Besim Ömer Akalın Titanik

Besim Ömer Paşa emekliliğinden sonra birçok konferans ve seminere delege olarak katılmıştı. Bu sayede birçok yurtdışına seyahatine gitmiş ve oldukça ülke görmüştü. 1912 yılında Washington’da yapılacak Kızılhaç Konferansı için Osmanlı delegesi seçilen Besim Ömer Paşa bu konferansa gitmek için Titanik adlı bir gemiyle yolculuk yapmaya karar verdi.

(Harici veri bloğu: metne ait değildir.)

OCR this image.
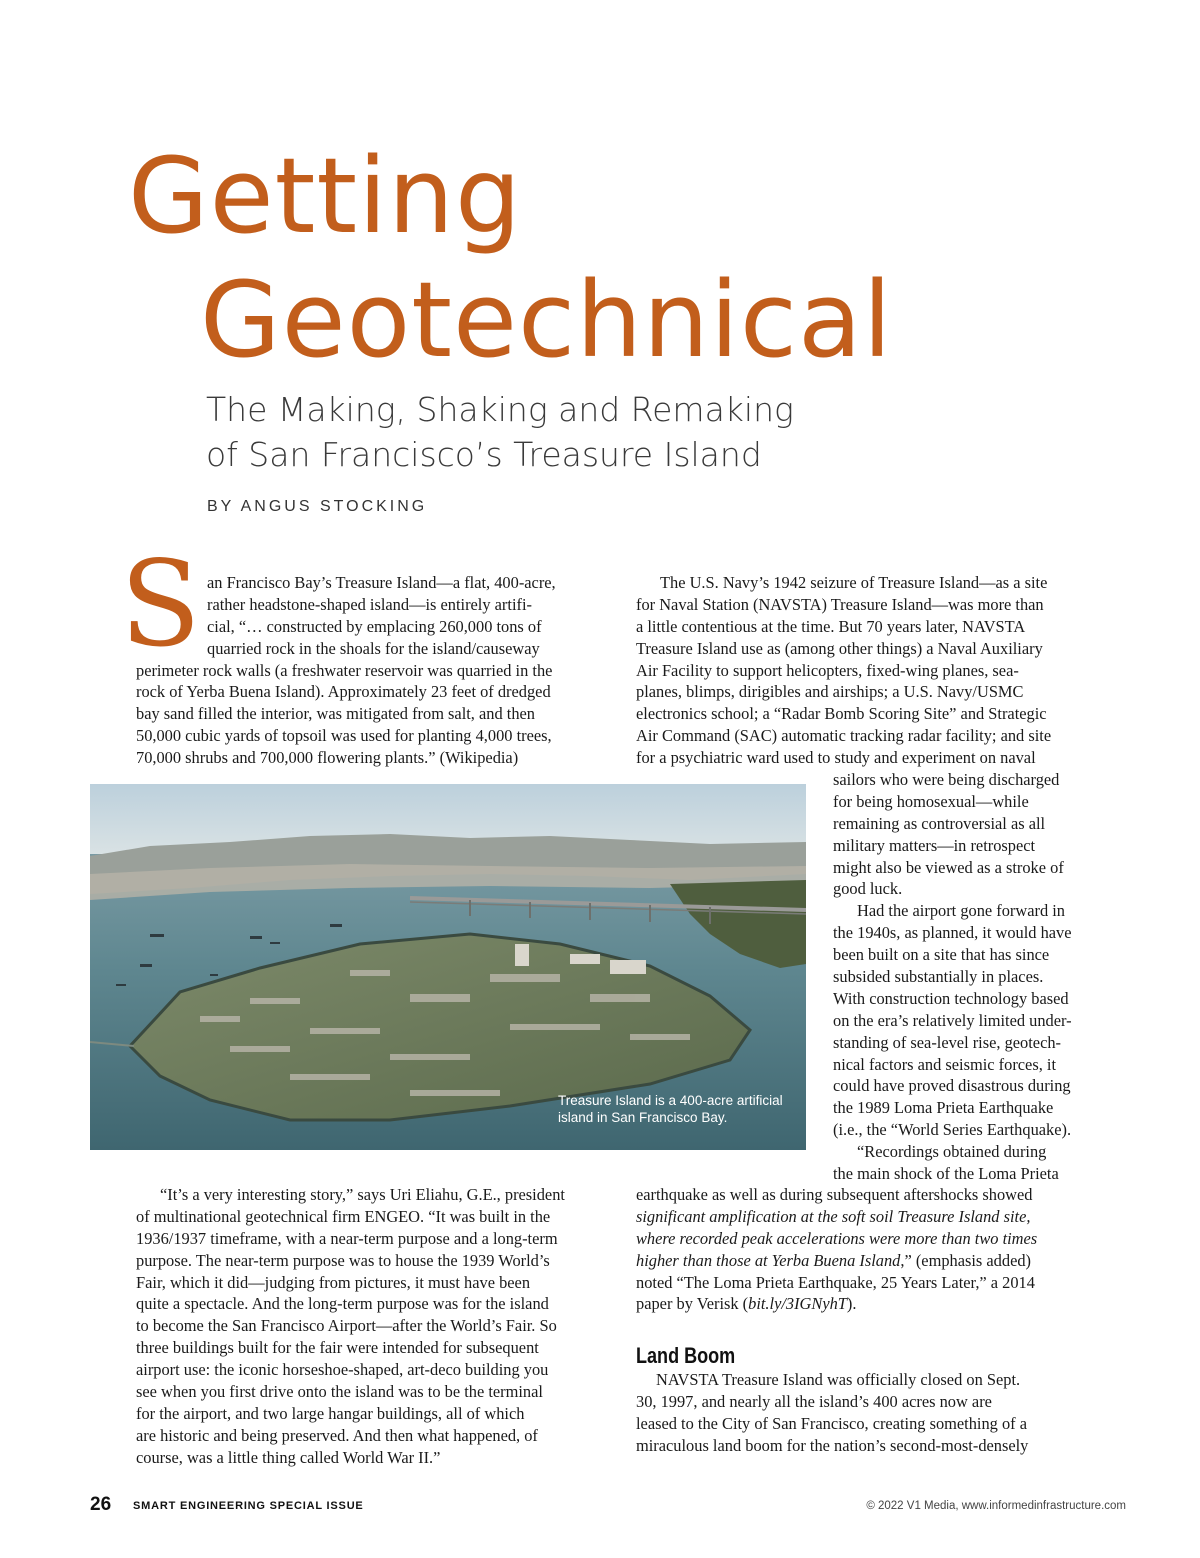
Getting
Geotechnical
The Making, Shaking and Remaking
of San Francisco’s Treasure Island
BY ANGUS STOCKING
S an Francisco Bay’s Treasure Island—a flat, 400-acre,
rather headstone-shaped island—is entirely artifi-
cial, “… constructed by emplacing 260,000 tons of
quarried rock in the shoals for the island/causeway
perimeter rock walls (a freshwater reservoir was quarried in the
rock of Yerba Buena Island). Approximately 23 feet of dredged
bay sand filled the interior, was mitigated from salt, and then
50,000 cubic yards of topsoil was used for planting 4,000 trees,
70,000 shrubs and 700,000 flowering plants.” (Wikipedia)
The U.S. Navy’s 1942 seizure of Treasure Island—as a site
for Naval Station (NAVSTA) Treasure Island—was more than
a little contentious at the time. But 70 years later, NAVSTA
Treasure Island use as (among other things) a Naval Auxiliary
Air Facility to support helicopters, fixed-wing planes, sea-
planes, blimps, dirigibles and airships; a U.S. Navy/USMC
electronics school; a “Radar Bomb Scoring Site” and Strategic
Air Command (SAC) automatic tracking radar facility; and site
for a psychiatric ward used to study and experiment on naval
sailors who were being discharged
for being homosexual—while
remaining as controversial as all
military matters—in retrospect
might also be viewed as a stroke of
good luck.
Had the airport gone forward in
the 1940s, as planned, it would have
been built on a site that has since
subsided substantially in places.
With construction technology based
on the era’s relatively limited under-
standing of sea-level rise, geotech-
nical factors and seismic forces, it
could have proved disastrous during
the 1989 Loma Prieta Earthquake
(i.e., the “World Series Earthquake).
“Recordings obtained during
the main shock of the Loma Prieta
earthquake as well as during subsequent aftershocks showed
significant amplification at the soft soil Treasure Island site,
where recorded peak accelerations were more than two times
higher than those at Yerba Buena Island,” (emphasis added)
noted “The Loma Prieta Earthquake, 25 Years Later,” a 2014
paper by Verisk (bit.ly/3IGNyhT).
Land Boom
NAVSTA Treasure Island was officially closed on Sept.
30, 1997, and nearly all the island’s 400 acres now are
leased to the City of San Francisco, creating something of a
miraculous land boom for the nation’s second-most-densely
“It’s a very interesting story,” says Uri Eliahu, G.E., president
of multinational geotechnical firm ENGEO. “It was built in the
1936/1937 timeframe, with a near-term purpose and a long-term
purpose. The near-term purpose was to house the 1939 World’s
Fair, which it did—judging from pictures, it must have been
quite a spectacle. And the long-term purpose was for the island
to become the San Francisco Airport—after the World’s Fair. So
three buildings built for the fair were intended for subsequent
airport use: the iconic horseshoe-shaped, art-deco building you
see when you first drive onto the island was to be the terminal
for the airport, and two large hangar buildings, all of which
are historic and being preserved. And then what happened, of
course, was a little thing called World War II.”
Treasure Island is a 400-acre artificial
island in San Francisco Bay.
26 SMART ENGINEERING SPECIAL ISSUE	© 2022 V1 Media, www.informedinfrastructure.com
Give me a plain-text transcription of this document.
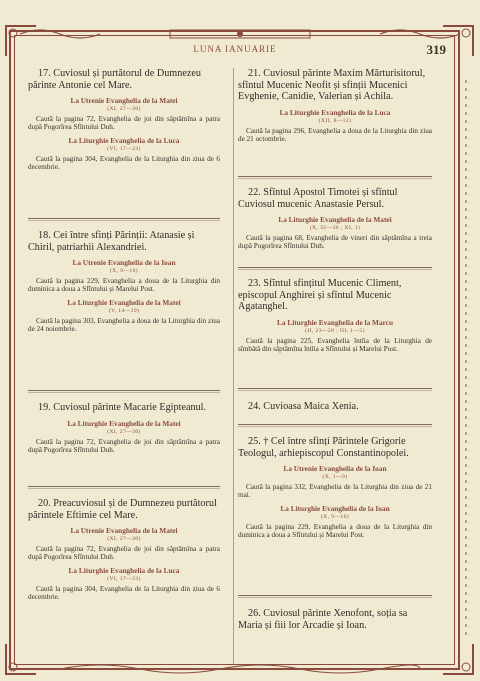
LUNA IANUARIE	319

17. Cuviosul și purtătorul de Dumnezeu părinte Antonie cel Mare.

La Utrenie Evanghelia de la Matei
(XI, 27—30)

Caută la pagina 72, Evanghelia de joi din săptămîna a patra după Pogorîrea Sfîntului Duh.

La Liturghie Evanghelia de la Luca
(VI, 17—23)

Caută la pagina 304, Evanghelia de la Liturghia din ziua de 6 decembrie.

18. Cei între sfinți Părinții: Atanasie și Chiril, patriarhii Alexandriei.

La Utrenie Evanghelia de la Ioan
(X, 9—16)

Caută la pagina 229, Evanghelia a doua de la Liturghia din duminica a doua a Sfîntului și Marelui Post.

La Liturghie Evanghelia de la Matei
(V, 14—19)

Caută la pagina 303, Evanghelia a doua de la Liturghia din ziua de 24 noiembrie.

19. Cuviosul părinte Macarie Egipteanul.

La Liturghie Evanghelia de la Matei
(XI, 27—30)

Caută la pagina 72, Evanghelia de joi din săptămîna a patra după Pogorîrea Sfîntului Duh.

20. Preacuviosul și de Dumnezeu purtătorul părintele Eftimie cel Mare.

La Utrenie Evanghelia de la Matei
(XI, 27—30)

Caută la pagina 72, Evanghelia de joi din săptămîna a patra după Pogorîrea Sfîntului Duh.

La Liturghie Evanghelia de la Luca
(VI, 17—23)

Caută la pagina 304, Evanghelia de la Liturghia din ziua de 6 decembrie.

21. Cuviosul părinte Maxim Mărturisitorul, sfîntul Mucenic Neofit și sfinții Mucenici Evghenie, Canidie, Valerian și Achila.

La Liturghie Evanghelia de la Luca
(XII, 8—12)

Caută la pagina 296, Evanghelia a doua de la Liturghia din ziua de 21 octombrie.

22. Sfîntul Apostol Timotei și sfîntul Cuviosul mucenic Anastasie Persul.

La Liturghie Evanghelia de la Matei
(X, 32—36 ; XI, 1)

Caută la pagina 68, Evanghelia de vineri din săptămîna a treia după Pogorîrea Sfîntului Duh.

23. Sfîntul sfințitul Mucenic Climent, episcopul Anghirei și sfîntul Mucenic Agatanghel.

La Liturghie Evanghelia de la Marcu
(II, 23—28 ; III, 1—5)

Caută la pagina 225, Evanghelia întîia de la Liturghia de sîmbătă din săptămîna întîia a Sfîntului și Marelui Post.

24. Cuvioasa Maica Xenia.

25. † Cel între sfinți Părintele Grigorie Teologul, arhiepiscopul Constantinopolei.

La Utrenie Evanghelia de la Ioan
(X, 1—9)

Caută la pagina 332, Evanghelia de la Liturghia din ziua de 21 mai.

La Liturghie Evanghelia de la Ioan
(X, 9—16)

Caută la pagina 229, Evanghelia a doua de la Liturghia din duminica a doua a Sfîntului și Marelui Post.

26. Cuviosul părinte Xenofont, soția sa Maria și fiii lor Arcadie și Ioan.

Gemiye Fransa’dan binecek olan Besim Ömer Paşa, yolculuğun gerçekleşeceği gün hava durumundan dolayı limana ulaşamadı ve gemiyi kaçırdı. Bu sayede Titanik felaketinden şans eseri kurtuldu ve bileti olduğu halde gemiye binmeyen tek yolcu oldu. İlerleyen zamanlarda olaydan bahsederken kendisinden “yeryüzünün en talihli insanı” diye bahsetti.

Bu olayla günümüzde Titanik kazasından kurtulan tek Türk olarak ün kazandı.